One of the ways that the creative team kept Jordan and others interested was to show them footage of teammates and rivals telling their side of the story.

“There was always a challenge to make this an interesting project for Michael because he’s been asked every question there is to be asked. There’s nothing that I could ask him, or thought to have asked him that he hasn’t been asked in some way in the past 30 years so you want this to be an entertaining and stimulating process for him because it can get monotonous to sit in a chair for hours at a time,” he said.


This style was borne out of talking to Dennis Rodman. “That technique came about by mistake because trying to interview Dennis Rodman is like trying to interview a feral cat.
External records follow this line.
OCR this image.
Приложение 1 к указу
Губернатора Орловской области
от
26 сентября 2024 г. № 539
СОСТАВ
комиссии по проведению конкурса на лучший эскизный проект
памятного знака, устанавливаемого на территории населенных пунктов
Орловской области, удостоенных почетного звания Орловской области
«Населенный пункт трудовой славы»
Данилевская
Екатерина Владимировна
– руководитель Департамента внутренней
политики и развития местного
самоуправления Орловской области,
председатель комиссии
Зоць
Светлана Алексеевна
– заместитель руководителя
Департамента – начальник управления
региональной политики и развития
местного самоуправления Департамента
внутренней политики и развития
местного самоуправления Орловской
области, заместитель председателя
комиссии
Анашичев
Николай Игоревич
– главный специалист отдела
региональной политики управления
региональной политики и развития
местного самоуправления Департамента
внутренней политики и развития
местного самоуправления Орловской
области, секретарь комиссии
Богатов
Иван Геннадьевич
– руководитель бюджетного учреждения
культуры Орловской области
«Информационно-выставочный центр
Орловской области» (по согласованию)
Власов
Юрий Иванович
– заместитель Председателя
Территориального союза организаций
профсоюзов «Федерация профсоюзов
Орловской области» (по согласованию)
So, to keep his attention, we were starting to lose his focus, instead of me reciting what Michael told me about the vacation during that season, I thought maybe Dennis would want to watch Michael himself, so immediately he locked in and then we used that technique with Scottie and Phil. We were happy enough with the outcome, we thought we’d get an iPad and use that same technique with Michael.”
Jordan, himself, was integral to the production process, giving particularly useful notes. “It’s one thing to get a note from someone at the NBA, but when you have the person who is the star of the documentary saying, ‘you might want to include this because this is what was going through my head at the time’. In episode eight, we cover his comeback from baseball and went straight from the Indiana Pacers game to the famed Double Nickel game at Madison Square Garden. Those games were a week or two apart, Michael’s note was that there was a game in between those two games, where he hit a shot at the buzzer and he said ‘that’s when I knew I could be the old Michael Jordan’,” Hehir said (left, with Bill Clinton). “Turns out he’s the Michael Jordan of giving notes. He’s a much better director than I am basketball player.”


In a world without live sports, ESPN and Netflix, which will air The Last Dance outside of the U.S., decided to move up the series, airing it over five weeks from April 19 through May 17. This caused Hehir and his team to work day and night to finish them. “There’s a dearth of programming so people are clamouring for anything fresh and new, especially something long-form. I think we all had the same philosophy that we’re all in this together, so anything we can do to give people a diversion, as temporary as it is, to make people’s lives a little less bleak, all of us were very eager to accomplish that,” said Hehir.


Having directed a documentary series about one of the greatest athletes of all time, it will be tough to find interesting new subjects for Hehir. He is now looking to branch out and move into non-sports docs. “It’s definitely an aspiration and I think you’ll see that sooner rather than later,” he said. “I look forward to doing sports and non-sports projects in future. I’m sure I’ll come back to sports eventually.”